Periods of great social change reveal a tension between the need for continuity and the need for innovation. The twentieth century has witnessed both radical alteration and tenacious durability in social organization, politics, economics, and art. To comprehend these changes as history and as guideposts to the future, Peter F. Drucker has, over a lifetime, pursued a discipline that he terms social ecology. The writings brought together in The Ecological Vision define the discipline as a sustained inquiry into the man-made environment and an active effort at maintaining equilibrium between change and conservation.
The chapters in this volume range over a wide array of disciplines and subject matter. They are linked by a common concern with the interaction of the individual and society, and a common perspective that views economics, technology, politics, and art as dimensions of social experience and expressions of social value. Included here are profiles of such figures as Henry Ford, John C. Calhoun, Soren Kierkegaard, and Thomas Watson; analyses of the economics of Keynes and Schumpeter;and explorations of the social functions of business, management, information, and technology. Drucker's chapters on Japan examine the dynamics of cultural and economic change and afford striking comparisons with similar processes in the West.

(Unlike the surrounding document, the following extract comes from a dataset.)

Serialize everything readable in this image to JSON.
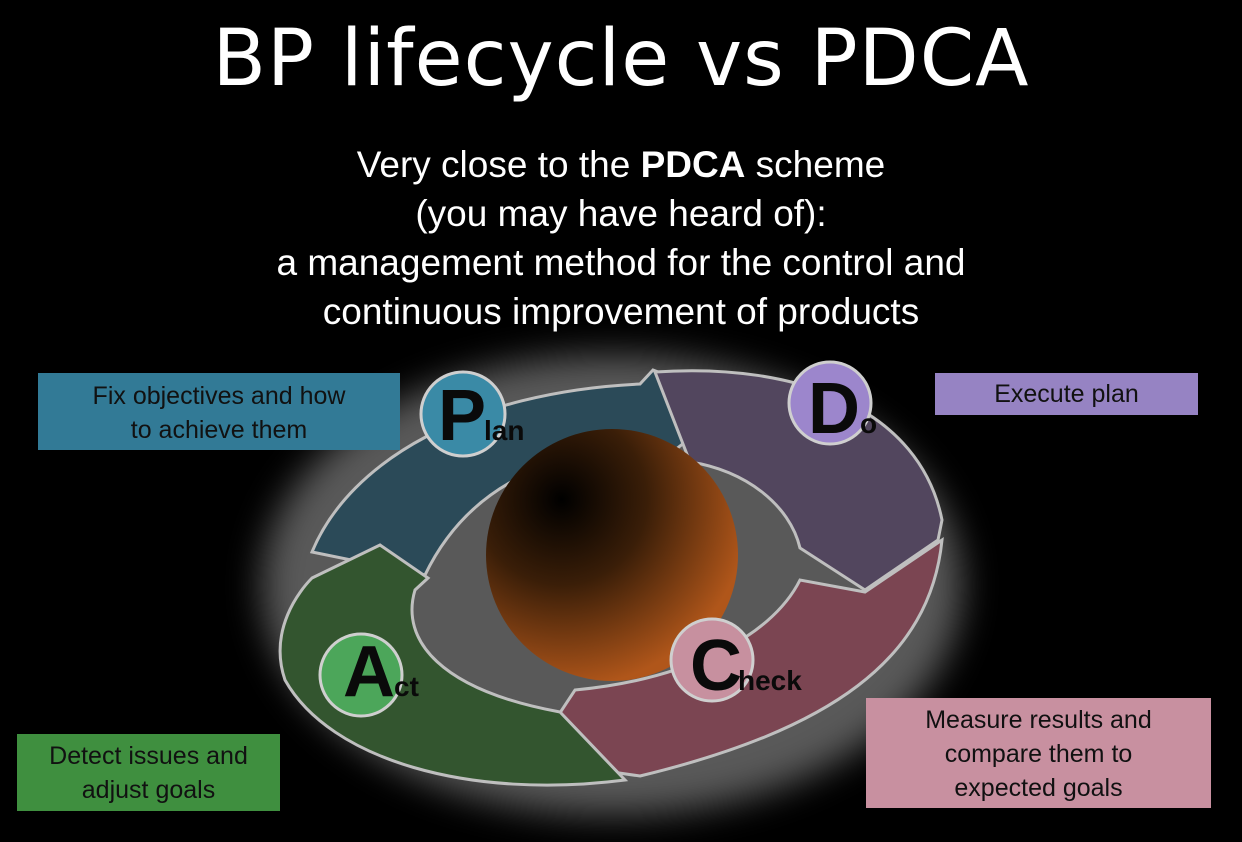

In the concluding chapter, "Reflections of a Social Ecologist," Drucker traces the development of his discipline through such intellectual antecedents as Alexis de Tocqueville, Walter Bagehot, and Wilhelm von Humboldt. He illustrates the ecological vision, an active, practical, and moral approach to social questions. Peter Drucker summarizes a lifetime of work and exemplifies the communicative clarity that are requisites of all intellectual enterprises. His book will be of interest to economists, business people, foreign affairs specialists, and intellectual historians.